Jen Rutherford, a Miramar resident, caught one of the peninsula’s remaining rats in January after months of empty traps. “I was surprised,” Rutherford says. “I was also excited to catch one, but a little sad that there were some still around.”
But community members aren’t just noticing signs of rats. They’ve also begun to see birds.
Across the city lies a 500-acre sanctuary enclosed by a 7-foot-high fence. Unlike a zoo, this 5.3-mile long fence exists to keep animals out. The sanctuary, now known as Zealandia, was declared pest free in 2000 after an intensive mammalian eradication effort. In the decades since, 18 native species, including flightless and ground-nesting birds vulnerable to invasive predators, have been released into the sanctuary.
With no overhead nets, the birds of Zealandia are free to come and go. Located so close to the city, the sanctuary’s exploding bird population has had a “halo effect” on Wellington.
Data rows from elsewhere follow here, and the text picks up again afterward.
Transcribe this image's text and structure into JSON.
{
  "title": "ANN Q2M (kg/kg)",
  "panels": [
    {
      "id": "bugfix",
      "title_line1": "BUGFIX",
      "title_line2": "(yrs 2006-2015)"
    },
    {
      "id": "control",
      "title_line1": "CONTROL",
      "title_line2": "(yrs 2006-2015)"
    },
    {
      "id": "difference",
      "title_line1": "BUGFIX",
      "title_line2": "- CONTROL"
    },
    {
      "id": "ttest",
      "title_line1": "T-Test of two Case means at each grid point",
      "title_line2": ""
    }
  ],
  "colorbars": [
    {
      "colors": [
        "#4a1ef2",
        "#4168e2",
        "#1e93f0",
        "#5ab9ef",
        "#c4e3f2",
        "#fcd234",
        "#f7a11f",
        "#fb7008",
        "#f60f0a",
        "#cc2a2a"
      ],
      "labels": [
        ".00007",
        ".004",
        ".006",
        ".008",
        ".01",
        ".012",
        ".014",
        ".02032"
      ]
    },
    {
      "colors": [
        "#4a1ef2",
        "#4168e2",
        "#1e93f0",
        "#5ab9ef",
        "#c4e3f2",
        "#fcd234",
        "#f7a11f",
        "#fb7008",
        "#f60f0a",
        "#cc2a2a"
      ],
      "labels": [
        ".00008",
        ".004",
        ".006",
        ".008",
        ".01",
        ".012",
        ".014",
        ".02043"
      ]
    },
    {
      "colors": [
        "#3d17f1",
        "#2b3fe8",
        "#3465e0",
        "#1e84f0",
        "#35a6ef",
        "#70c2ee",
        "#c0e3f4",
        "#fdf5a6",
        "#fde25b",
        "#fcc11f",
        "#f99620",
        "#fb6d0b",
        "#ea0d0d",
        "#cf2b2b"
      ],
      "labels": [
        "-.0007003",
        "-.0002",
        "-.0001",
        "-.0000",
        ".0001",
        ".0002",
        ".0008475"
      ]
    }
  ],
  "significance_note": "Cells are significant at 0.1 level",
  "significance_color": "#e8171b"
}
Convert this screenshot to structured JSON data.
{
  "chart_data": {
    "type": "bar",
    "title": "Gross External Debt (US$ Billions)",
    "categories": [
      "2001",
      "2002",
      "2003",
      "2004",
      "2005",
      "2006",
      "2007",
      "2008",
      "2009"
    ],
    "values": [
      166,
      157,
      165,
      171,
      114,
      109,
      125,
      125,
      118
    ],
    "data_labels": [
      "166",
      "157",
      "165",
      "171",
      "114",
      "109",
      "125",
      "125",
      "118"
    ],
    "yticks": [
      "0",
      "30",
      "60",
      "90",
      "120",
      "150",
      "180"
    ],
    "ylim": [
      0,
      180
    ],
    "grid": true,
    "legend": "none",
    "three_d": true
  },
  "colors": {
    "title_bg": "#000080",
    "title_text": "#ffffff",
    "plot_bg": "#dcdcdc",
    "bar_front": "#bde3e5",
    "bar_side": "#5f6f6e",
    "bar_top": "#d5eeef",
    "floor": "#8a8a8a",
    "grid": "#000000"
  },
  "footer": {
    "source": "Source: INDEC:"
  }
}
As larger tracts of the city become predator free, birds are moving out of the sanctuary and into backyards.
Tui, a blackbird-sized native bird, is one species that has had a notable comeback in the region, showing a 200 percent increase in reported sightings since 2011. Other species have seen similar growths: sightings of kereru, a large forest pigeon, rose 350 percent and kakariki, the red-crowned parakeet, tenfold in the past eight years.
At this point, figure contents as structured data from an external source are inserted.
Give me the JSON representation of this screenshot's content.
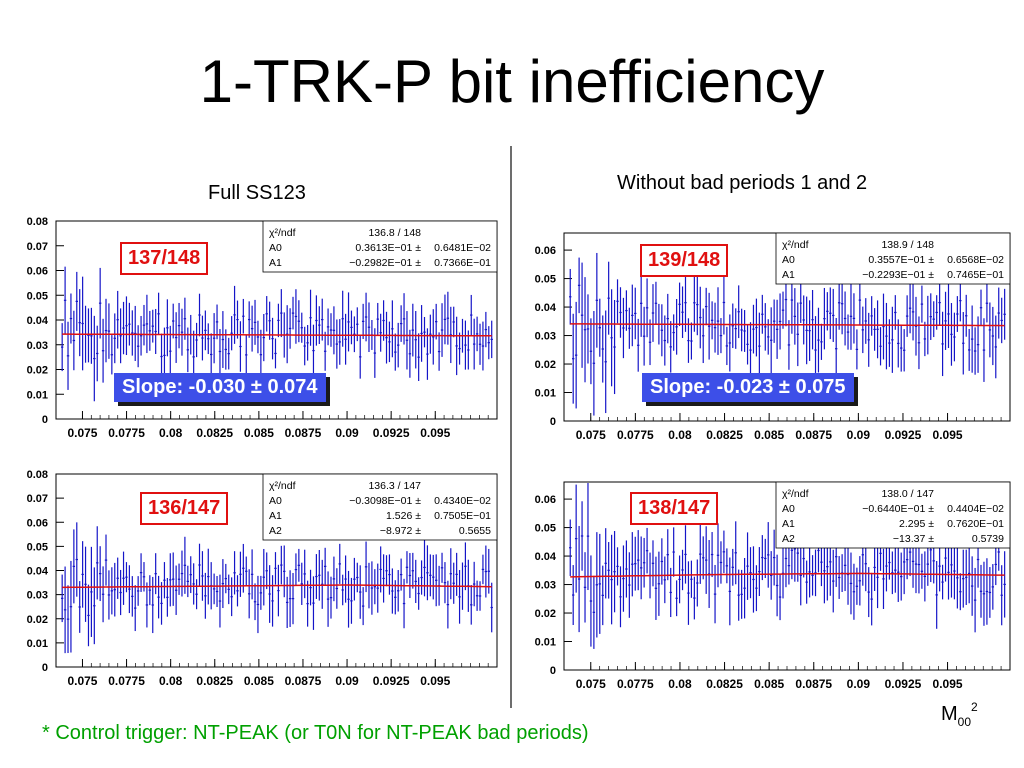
{
  "title": "1-TRK-P bit inefficiency",
  "left_label": "Full SS123",
  "right_label": "Without bad periods 1 and 2",
  "footnote": "* Control trigger: NT-PEAK (or T0N for NT-PEAK bad periods)",
  "axis_name": {
    "base": "M",
    "sub": "00",
    "sup": "2"
  },
  "colors": {
    "points": "#1515c8",
    "fit": "#e01010",
    "badge": "#e01010",
    "slope_bg": "#3d4fe8",
    "footnote": "#00a000"
  },
  "chart_data": [
    {
      "type": "scatter",
      "xlim": [
        0.0735,
        0.0985
      ],
      "ylim": [
        0,
        0.08
      ],
      "x_ticks": [
        "0.075",
        "0.0775",
        "0.08",
        "0.0825",
        "0.085",
        "0.0875",
        "0.09",
        "0.0925",
        "0.095"
      ],
      "y_ticks": [
        "0",
        "0.01",
        "0.02",
        "0.03",
        "0.04",
        "0.05",
        "0.06",
        "0.07",
        "0.08"
      ],
      "fit_line": [
        0.0343,
        0.0336
      ],
      "ndf_label": "137/148",
      "slope_label": "Slope: -0.030 ± 0.074",
      "stats": [
        {
          "name": "χ²/ndf",
          "value": "136.8  /  148",
          "error": ""
        },
        {
          "name": "A0",
          "value": "0.3613E−01 ±",
          "error": "0.6481E−02"
        },
        {
          "name": "A1",
          "value": "−0.2982E−01 ±",
          "error": "0.7366E−01"
        }
      ]
    },
    {
      "type": "scatter",
      "xlim": [
        0.0735,
        0.0985
      ],
      "ylim": [
        0,
        0.066
      ],
      "x_ticks": [
        "0.075",
        "0.0775",
        "0.08",
        "0.0825",
        "0.085",
        "0.0875",
        "0.09",
        "0.0925",
        "0.095"
      ],
      "y_ticks": [
        "0",
        "0.01",
        "0.02",
        "0.03",
        "0.04",
        "0.05",
        "0.06"
      ],
      "fit_line": [
        0.0341,
        0.0335
      ],
      "ndf_label": "139/148",
      "slope_label": "Slope: -0.023 ± 0.075",
      "stats": [
        {
          "name": "χ²/ndf",
          "value": "138.9  /  148",
          "error": ""
        },
        {
          "name": "A0",
          "value": "0.3557E−01 ±",
          "error": "0.6568E−02"
        },
        {
          "name": "A1",
          "value": "−0.2293E−01 ±",
          "error": "0.7465E−01"
        }
      ]
    },
    {
      "type": "scatter",
      "xlim": [
        0.0735,
        0.0985
      ],
      "ylim": [
        0,
        0.08
      ],
      "x_ticks": [
        "0.075",
        "0.0775",
        "0.08",
        "0.0825",
        "0.085",
        "0.0875",
        "0.09",
        "0.0925",
        "0.095"
      ],
      "y_ticks": [
        "0",
        "0.01",
        "0.02",
        "0.03",
        "0.04",
        "0.05",
        "0.06",
        "0.07",
        "0.08"
      ],
      "fit_line": [
        0.033,
        0.0335,
        0.034,
        0.0333
      ],
      "ndf_label": "136/147",
      "slope_label": "",
      "stats": [
        {
          "name": "χ²/ndf",
          "value": "136.3  /  147",
          "error": ""
        },
        {
          "name": "A0",
          "value": "−0.3098E−01 ±",
          "error": "0.4340E−02"
        },
        {
          "name": "A1",
          "value": "1.526 ±",
          "error": "0.7505E−01"
        },
        {
          "name": "A2",
          "value": "−8.972 ±",
          "error": "0.5655"
        }
      ]
    },
    {
      "type": "scatter",
      "xlim": [
        0.0735,
        0.0985
      ],
      "ylim": [
        0,
        0.066
      ],
      "x_ticks": [
        "0.075",
        "0.0775",
        "0.08",
        "0.0825",
        "0.085",
        "0.0875",
        "0.09",
        "0.0925",
        "0.095"
      ],
      "y_ticks": [
        "0",
        "0.01",
        "0.02",
        "0.03",
        "0.04",
        "0.05",
        "0.06"
      ],
      "fit_line": [
        0.0327,
        0.0335,
        0.0339,
        0.0333
      ],
      "ndf_label": "138/147",
      "slope_label": "",
      "stats": [
        {
          "name": "χ²/ndf",
          "value": "138.0  /  147",
          "error": ""
        },
        {
          "name": "A0",
          "value": "−0.6440E−01 ±",
          "error": "0.4404E−02"
        },
        {
          "name": "A1",
          "value": "2.295 ±",
          "error": "0.7620E−01"
        },
        {
          "name": "A2",
          "value": "−13.37 ±",
          "error": "0.5739"
        }
      ]
    }
  ]
}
The kaka, a large auburn parrot, is another Zealandia success story. “They are nesting both inside and outside the sanctuary now,” says Danielle Shanahan, director for Zealandia’s Center for People and Nature. “This is a species that was effectively extinct across the Wellington region.”
Zealandia has jumpstarted the growth in native bird populations in the Wellington region, but it will take continued predator-free efforts to make sure they can thrive beyond the sanctuary’s borders, where rats reign.
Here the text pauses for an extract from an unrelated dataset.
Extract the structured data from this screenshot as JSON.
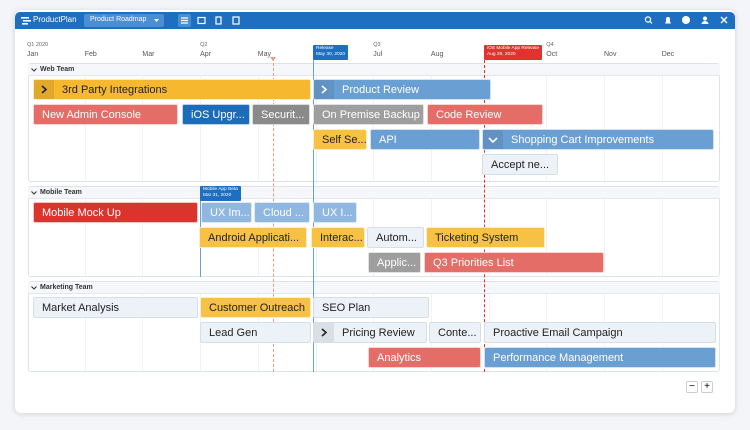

Back on the peninsula, Hambidge is tracking down the last rats of Miramar—the ones too fast or too smart to be caught easily. To hunt down these few dozen wily invaders, the group altered their strategy, becoming more focused. Instead of making weekly rounds to all of the traps, Hambidge and his team are now focusing on reported sightings and new kills.
“The sooner we can get there, the better, because, you know, rats can move on,” Hambidge says.
At the end of January, they estimated only a handful of ship rats remained at large. By March, Predator Free Wellington was closing in on just over 30 remaining sites of predator activity. But then, with the spread of COVID-19, New Zealand enacted a confinement program, restricting non-essential businesses and confining people to their homes. All field operations ceased, though a few exceptions were made, such as servicing the barrier along the isthmus to prevent re-invasions.
“Unfortunately, rats are not concerned with there being a lockdown or not, and this is a risk for us,” James Willcocks, Predator Free Wellington project director, says in an email. At the same time, he adds, “people have really stepped up to get involved throughout this lockdown period—we have had anecdotal reports of traps selling out at supermarkets as people clamber to get involved.”
Today, as the lockdown restrictions are easing, Predator Free Wellington is regaining momentum. The group hopes to hand over operations to the community at the end of June and move on to the next phase, using what they’ve learned to develop a plan for the rest of Wellington. The next section, extending inland from Miramar, is twice as large and much harder to protect against incursions. But residents and conservationists are hopeful.
Conservation “is a part of our DNA in New Zealand,” Shanahan says. “The Maori have this long history of taking extremely good care of the environment in New Zealand.”
“It’s taken us a while to circle back to that kaitiakitanga, that stewardship,” she continues, “but I think we’re getting there.”